Perhaps the title of this post is a tad overly dramatic, but I have to admit that after eight orders - many of them quite large - the good folks at Fernando Enterprises have done alright by me.
One thing that has impressed me with the last two orders is how much their communications have improved. Several times a week I'll get multiple emails with photos of work in progress for my approval. I've only asked for three corrections out of perhaps 30 samples sent so far. And when asked to correct something, they make the correction and send you a new photo for approval. Now that's professionalism!
My last two orders have consisted of a couple thousand 1/72 scale plastic figures. This has rapidly become my favorite scale for element-style wargaming (i.e. anything DBA-ish). The bulk of what I have sent has been for ancient armies, but I have also sent some WWII and Napoleonic as well. The ancient figures will be for DBA - and particularly Big Battle DBA - and the Napoleonics will be for the 1805 campaign, culminating with the Battle of Austerlitz. I'm making all the terrain, and we'll use the DBN rules as they guarantee we can complete the entire battle in an afternoon.
The WWII figures I will base for for ASL miniatures. I have taken to using the ASL rules almost exclusively for our WWII games, and they have been very well received by the CGC. It turns out that, when using miniatures, a lot of the rules minutia that tend to scare folks off go away, leaving a good, solid and graspable system that plays quite quickly. I'll devote a few posts to this topic as I have the time. Anyway, we have been using my HUGE 20mm WWII collection, which is mostly individually based, which requires sheet magnet bases and a lot of fiddling. As soon as the painted 1/72 scale figures arrive I will be basing them for ASL and the 20mm figures will be reserved for more skirmishy style wargaming, such as Screaming GI's.
Here are some samples of the photos I've been getting from Fernando Enterprises, for your perusal and enjoyment.
This first photo is of an Assyrian. Now, try not to be distracted by the floppy spear - this is one of the inherent problems with plastics of this scale, unless you want to go to the trouble of replacing them with wire. I think in the future I will do just that, but for now, at least my Assyrians can fight around corners.
I love this paint job - especially for the price!
An Egyptian chariot. I didn't have much to send them as a guide, but they did an awesome job with what I sent them.
Some Russian grenadiers for my 1805 campaign project.
Plastic soldiers are great for element-style games. I would probably shy away from using them for games where models are individually based, although I am considering using them for crews for my ancient galleys as they scale better than 28mm figures do.
Austrian light infantry. If I painted these myself, I would probably leave off some of the details, like the shiny bits near the tops of the trousers (my eyesight has become terrible over the last two years - I'm nearly blind in my left eye now).
HaT French Infantry in 1805 uniform. I need to find me one of these hats to wear during game, if for no better reason than it gets Bobby all riled up!
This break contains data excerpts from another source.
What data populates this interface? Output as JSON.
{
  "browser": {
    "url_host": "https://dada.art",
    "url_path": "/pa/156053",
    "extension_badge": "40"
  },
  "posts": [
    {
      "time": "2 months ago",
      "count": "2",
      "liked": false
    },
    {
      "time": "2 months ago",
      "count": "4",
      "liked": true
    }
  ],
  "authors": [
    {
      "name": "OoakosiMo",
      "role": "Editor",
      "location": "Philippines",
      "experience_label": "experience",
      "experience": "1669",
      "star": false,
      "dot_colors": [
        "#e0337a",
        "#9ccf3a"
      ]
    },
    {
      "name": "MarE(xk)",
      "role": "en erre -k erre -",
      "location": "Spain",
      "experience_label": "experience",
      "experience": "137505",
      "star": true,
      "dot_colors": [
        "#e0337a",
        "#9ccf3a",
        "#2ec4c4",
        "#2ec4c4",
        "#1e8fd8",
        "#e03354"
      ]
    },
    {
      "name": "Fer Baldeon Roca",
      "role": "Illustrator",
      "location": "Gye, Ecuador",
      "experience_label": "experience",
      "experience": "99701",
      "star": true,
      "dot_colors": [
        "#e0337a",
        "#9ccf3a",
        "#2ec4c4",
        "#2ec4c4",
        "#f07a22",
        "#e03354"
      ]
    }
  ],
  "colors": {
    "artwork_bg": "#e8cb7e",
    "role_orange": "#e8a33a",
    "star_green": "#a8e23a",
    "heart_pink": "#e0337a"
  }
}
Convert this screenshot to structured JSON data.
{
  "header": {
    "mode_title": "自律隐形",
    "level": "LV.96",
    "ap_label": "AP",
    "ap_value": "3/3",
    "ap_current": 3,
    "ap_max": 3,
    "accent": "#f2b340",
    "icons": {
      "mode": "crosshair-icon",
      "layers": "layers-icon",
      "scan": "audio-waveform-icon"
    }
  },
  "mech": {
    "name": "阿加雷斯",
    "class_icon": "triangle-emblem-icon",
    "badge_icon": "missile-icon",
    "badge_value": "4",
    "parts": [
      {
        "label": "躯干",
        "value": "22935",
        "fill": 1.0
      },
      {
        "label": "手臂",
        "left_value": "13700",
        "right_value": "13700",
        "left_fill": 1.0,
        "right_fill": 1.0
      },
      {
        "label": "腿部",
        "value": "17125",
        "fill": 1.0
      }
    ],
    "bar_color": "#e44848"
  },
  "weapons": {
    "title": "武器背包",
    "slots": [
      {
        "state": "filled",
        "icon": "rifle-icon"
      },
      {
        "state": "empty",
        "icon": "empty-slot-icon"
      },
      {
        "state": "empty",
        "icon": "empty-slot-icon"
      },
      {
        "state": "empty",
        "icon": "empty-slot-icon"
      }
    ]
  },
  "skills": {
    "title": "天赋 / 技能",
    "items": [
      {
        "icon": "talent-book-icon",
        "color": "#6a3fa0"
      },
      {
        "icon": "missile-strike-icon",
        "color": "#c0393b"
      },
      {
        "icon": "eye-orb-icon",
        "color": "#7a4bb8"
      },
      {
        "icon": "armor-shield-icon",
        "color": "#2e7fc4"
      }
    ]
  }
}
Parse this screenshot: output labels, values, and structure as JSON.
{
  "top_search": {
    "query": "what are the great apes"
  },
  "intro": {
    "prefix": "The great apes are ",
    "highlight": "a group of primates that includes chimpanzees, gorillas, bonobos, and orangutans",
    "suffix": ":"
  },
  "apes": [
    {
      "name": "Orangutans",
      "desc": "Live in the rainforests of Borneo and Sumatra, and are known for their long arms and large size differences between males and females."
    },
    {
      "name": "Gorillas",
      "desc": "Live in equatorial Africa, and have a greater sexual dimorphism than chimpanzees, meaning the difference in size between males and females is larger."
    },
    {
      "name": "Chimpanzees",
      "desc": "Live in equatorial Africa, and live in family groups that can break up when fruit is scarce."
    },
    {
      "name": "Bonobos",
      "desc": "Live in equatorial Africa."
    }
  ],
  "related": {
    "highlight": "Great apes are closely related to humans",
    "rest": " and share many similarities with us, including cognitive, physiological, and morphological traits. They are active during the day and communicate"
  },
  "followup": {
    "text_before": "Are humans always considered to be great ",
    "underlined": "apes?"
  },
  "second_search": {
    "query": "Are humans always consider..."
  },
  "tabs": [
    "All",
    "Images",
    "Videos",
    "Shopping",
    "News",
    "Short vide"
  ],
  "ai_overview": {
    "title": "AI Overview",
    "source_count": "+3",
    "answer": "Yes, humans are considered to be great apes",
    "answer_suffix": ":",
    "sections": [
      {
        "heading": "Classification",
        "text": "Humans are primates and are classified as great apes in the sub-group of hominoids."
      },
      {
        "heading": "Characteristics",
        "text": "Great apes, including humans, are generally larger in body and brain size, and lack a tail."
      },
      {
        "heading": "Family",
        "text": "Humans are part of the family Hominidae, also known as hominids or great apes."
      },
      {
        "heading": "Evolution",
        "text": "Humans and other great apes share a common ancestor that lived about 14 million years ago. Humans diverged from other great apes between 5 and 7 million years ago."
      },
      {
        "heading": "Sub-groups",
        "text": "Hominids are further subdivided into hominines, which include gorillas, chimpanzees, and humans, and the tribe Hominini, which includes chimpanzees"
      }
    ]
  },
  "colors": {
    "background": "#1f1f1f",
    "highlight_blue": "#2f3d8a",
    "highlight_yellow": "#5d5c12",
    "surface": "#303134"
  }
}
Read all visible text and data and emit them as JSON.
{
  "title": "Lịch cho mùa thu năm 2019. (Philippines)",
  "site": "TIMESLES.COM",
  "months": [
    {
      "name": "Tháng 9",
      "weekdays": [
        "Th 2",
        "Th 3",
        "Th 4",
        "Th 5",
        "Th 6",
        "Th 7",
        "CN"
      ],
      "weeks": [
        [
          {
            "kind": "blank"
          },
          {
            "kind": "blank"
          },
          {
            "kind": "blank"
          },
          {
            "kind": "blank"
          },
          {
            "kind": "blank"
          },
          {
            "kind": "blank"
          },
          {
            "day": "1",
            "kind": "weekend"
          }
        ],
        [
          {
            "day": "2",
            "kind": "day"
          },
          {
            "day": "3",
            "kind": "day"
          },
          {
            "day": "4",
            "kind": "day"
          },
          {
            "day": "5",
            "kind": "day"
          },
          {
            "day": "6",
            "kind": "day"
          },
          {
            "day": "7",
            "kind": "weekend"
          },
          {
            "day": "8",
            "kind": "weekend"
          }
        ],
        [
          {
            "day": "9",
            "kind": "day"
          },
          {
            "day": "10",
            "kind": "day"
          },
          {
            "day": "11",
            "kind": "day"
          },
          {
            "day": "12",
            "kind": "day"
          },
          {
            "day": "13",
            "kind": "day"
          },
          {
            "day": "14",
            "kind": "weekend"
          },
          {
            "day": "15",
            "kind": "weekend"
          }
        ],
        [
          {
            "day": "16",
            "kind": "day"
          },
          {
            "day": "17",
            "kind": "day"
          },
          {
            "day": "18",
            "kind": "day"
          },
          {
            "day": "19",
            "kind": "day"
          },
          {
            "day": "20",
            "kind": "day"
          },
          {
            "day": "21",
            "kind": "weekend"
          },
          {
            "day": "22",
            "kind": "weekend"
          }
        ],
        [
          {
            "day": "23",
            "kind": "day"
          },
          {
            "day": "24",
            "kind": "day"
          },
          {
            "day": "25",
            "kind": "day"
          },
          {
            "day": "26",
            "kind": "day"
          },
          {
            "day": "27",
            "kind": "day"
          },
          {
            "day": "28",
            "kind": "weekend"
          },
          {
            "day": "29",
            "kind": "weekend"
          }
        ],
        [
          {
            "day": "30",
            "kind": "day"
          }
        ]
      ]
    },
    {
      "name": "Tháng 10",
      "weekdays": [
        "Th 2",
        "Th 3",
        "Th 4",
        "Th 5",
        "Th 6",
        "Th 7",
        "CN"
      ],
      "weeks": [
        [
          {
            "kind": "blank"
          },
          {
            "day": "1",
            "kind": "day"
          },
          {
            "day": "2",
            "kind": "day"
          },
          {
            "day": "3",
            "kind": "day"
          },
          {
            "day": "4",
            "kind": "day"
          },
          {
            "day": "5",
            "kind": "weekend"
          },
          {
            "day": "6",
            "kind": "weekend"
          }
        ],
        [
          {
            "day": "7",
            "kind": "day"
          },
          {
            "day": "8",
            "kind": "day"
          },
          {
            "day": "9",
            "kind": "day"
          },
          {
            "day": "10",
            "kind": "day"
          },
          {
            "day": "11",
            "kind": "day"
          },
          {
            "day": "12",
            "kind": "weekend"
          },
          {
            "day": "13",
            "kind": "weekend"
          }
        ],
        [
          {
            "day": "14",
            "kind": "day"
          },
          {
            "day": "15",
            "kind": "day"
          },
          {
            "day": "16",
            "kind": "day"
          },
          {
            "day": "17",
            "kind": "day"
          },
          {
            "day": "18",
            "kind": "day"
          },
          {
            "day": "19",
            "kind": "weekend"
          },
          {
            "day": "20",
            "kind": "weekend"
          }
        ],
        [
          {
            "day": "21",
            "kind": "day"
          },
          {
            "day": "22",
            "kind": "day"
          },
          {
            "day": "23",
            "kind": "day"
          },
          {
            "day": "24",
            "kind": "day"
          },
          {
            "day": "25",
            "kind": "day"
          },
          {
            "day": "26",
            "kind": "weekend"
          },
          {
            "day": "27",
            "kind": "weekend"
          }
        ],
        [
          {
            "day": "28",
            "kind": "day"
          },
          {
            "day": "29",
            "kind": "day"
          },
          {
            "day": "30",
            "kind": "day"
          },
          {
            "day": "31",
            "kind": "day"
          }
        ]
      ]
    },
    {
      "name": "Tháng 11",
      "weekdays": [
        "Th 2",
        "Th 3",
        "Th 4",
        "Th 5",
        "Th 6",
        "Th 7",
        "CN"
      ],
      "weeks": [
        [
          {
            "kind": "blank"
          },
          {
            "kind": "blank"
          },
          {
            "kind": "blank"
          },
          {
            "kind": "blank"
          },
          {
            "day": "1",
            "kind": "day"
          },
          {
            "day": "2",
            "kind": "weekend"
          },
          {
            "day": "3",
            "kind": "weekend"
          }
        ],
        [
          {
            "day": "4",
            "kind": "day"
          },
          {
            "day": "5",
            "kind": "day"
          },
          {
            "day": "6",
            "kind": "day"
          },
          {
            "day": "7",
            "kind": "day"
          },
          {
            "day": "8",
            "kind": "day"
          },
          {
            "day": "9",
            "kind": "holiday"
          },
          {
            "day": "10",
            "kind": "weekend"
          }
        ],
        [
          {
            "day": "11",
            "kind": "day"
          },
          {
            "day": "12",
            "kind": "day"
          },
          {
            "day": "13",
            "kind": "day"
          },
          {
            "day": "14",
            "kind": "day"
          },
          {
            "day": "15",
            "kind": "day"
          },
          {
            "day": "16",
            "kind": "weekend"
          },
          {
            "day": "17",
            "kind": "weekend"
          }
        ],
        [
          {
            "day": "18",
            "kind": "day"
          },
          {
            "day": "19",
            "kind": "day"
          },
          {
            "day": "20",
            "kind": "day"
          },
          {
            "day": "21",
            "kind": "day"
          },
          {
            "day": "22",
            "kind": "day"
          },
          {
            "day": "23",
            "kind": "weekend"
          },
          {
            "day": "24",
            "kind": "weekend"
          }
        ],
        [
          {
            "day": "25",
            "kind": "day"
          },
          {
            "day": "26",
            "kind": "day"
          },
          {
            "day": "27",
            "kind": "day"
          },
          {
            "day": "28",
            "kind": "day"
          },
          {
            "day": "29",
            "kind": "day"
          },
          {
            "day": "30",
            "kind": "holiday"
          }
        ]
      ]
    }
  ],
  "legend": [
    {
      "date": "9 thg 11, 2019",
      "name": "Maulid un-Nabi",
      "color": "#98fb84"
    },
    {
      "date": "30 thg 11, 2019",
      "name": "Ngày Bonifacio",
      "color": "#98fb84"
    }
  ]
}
Austrian infantry. These painted up really well. I believe they are Imex, but don't quote me on it as I had to go to several manufacturer's for the Austrians.
WWII Japanese. I have no Pacific Theater "stuff" in my current collection, so I am going to start with these plastics.
For the price ($1.30/figure before the discount for large orders), you just can't beat these paint jobs. I have another couple thousand plastic figures waiting to go to them, followed by a lot of 28mm lead figures as money permits.